Największą dyskusję wzbudza jednak obecność jednopłciowej pary, w której gwiazdą jest pierwszy polski Prince Charming, czyli Jacek Jelonek. Choć dla rodzimej publiczności może być to zaskoczeniem, to w całej historii programu nie jest to nowość. Pary jednopłciowe walczyły o Kryształową Kulę m.in. w Izraelu, Danii, Finlandii czy Wielkiej Brytanii
Nad Wisłą im bliżej startu edycji, tym większa jest ciekawość, jak wypadnie na parkiecie dwóch panów i jak przede wszystkim zostaną ocenieni przez jurorów. Głos na ten temat musiał zabrać w końcu Andrzej Piaseczny, który sam całkiem niedawno dokonał coming outu.
Piosenkarz zdaje sobie sprawę, że od kiedy okazał solidarność społeczności LGBT+ wyznając, że sam jest jej częścią, jest szczególnie obserwowany przez opinię publiczną. Dlatego też woli studzić emocje niż robić wokół "Tańca z gwiazdami" jeszcze większe zamieszanie.
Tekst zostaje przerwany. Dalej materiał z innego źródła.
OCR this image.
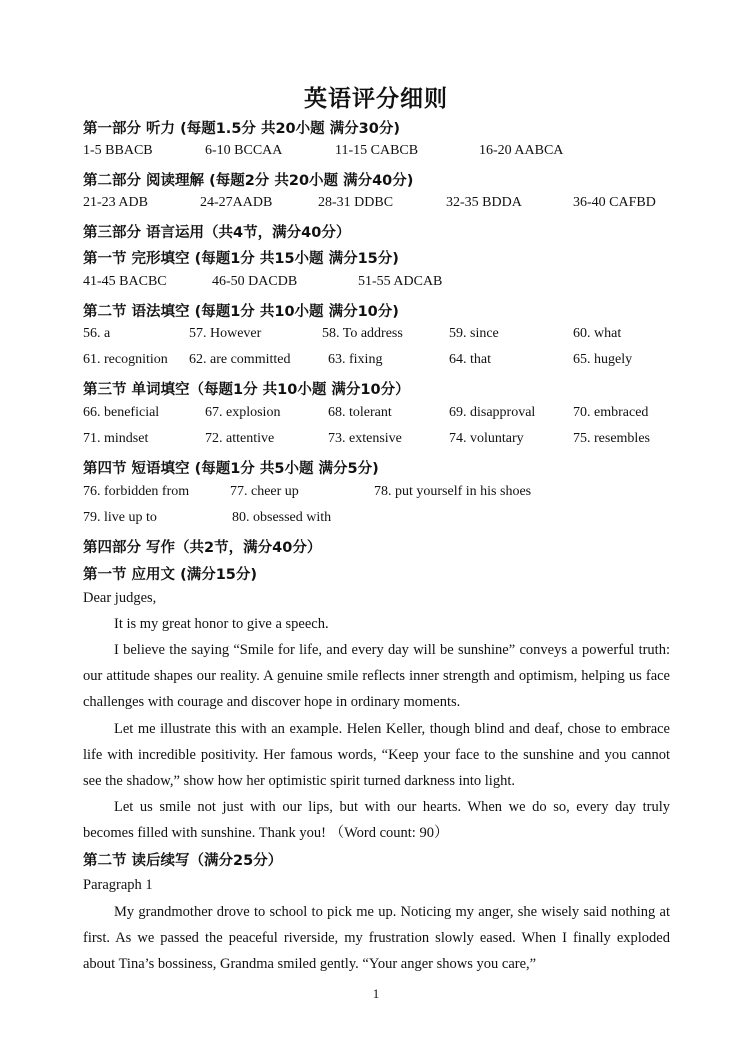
英语评分细则
第一部分 听力 (每题1.5分 共20小题 满分30分)
1-5 BBACB	6-10 BCCAA	11-15 CABCB	16-20 AABCA
第二部分 阅读理解 (每题2分 共20小题 满分40分)
21-23 ADB	24-27AADB	28-31 DDBC	32-35 BDDA	36-40 CAFBD
第三部分 语言运用（共4节，满分40分）
第一节 完形填空 (每题1分 共15小题 满分15分)
41-45 BACBC	46-50 DACDB	51-55 ADCAB
第二节 语法填空 (每题1分 共10小题 满分10分)
56. a	57. However	58. To address	59. since	60. what
61. recognition 62. are committed	63. fixing	64. that	65. hugely
第三节 单词填空（每题1分 共10小题 满分10分）
66. beneficial	67. explosion	68. tolerant	69. disapproval	70. embraced
71. mindset	72. attentive	73. extensive	74. voluntary	75. resembles
第四节 短语填空 (每题1分 共5小题 满分5分)
76. forbidden from	77. cheer up	78. put yourself in his shoes
79. live up to	80. obsessed with
第四部分 写作（共2节，满分40分）
第一节 应用文 (满分15分)
Dear judges,
It is my great honor to give a speech.
I believe the saying “Smile for life, and every day will be sunshine” conveys a powerful truth: our attitude shapes our reality. A genuine smile reflects inner strength and optimism, helping us face challenges with courage and discover hope in ordinary moments.
Let me illustrate this with an example. Helen Keller, though blind and deaf, chose to embrace life with incredible positivity. Her famous words, “Keep your face to the sunshine and you cannot see the shadow,” show how her optimistic spirit turned darkness into light.
Let us smile not just with our lips, but with our hearts. When we do so, every day truly becomes filled with sunshine. Thank you! （Word count: 90）
第二节 读后续写（满分25分）
Paragraph 1
My grandmother drove to school to pick me up. Noticing my anger, she wisely said nothing at first. As we passed the peaceful riverside, my frustration slowly eased. When I finally exploded about Tina’s bossiness, Grandma smiled gently. “Your anger shows you care,”
1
- Wiem, że moja reakcja będzie, być może, najbardziej obserwowaną, ale ja sobie myślę, że ona powinna być po prostu zwyczajna. Bo czego oczekujecie? Wybuchów jakichś? Ja oczywiście rozumiem dlaczego. Nie było jeszcze prób studyjnych, więc nie wiem jeszcze, jak to będzie. Nos mi podpowiada, że jako ostatni zostanę dopuszczony do głosu i będzie obserwacja, co ja powiem. A czy ja coś powiem więcej niż "fajnie", czy "niefajnie", tego nie wiem - powiedział Pomponikowi.
Piasek dodał, że będzie traktował ich tak, jak pozostałych uczestników, w ocenie kierując się wyłącznie walorami artystycznymi, ich umiejętnościami i tym, jakie postępy robią w programie. Sam jest niewątpliwie ciekaw nadchodzącej sytuacji, ale zwraca uwagę na istotny fakt – by traktować dołączenie pary do programu jako coś normalnego, a nie dodatkowe widowisko.
- Dajmy im szansę, niech zaistnieją. A sam fakt? Fajnie, że to się zdarzyło, ale co dalej będzie, tego nie wiem. Przecież tak naprawdę to publiczność decyduje, chociaż nasze noty też się liczą. Ale to od was zależy, jak długo panowie potańczą w tym programie. Mi najbardziej zależy na takiej normalności postrzegania - stwierdził.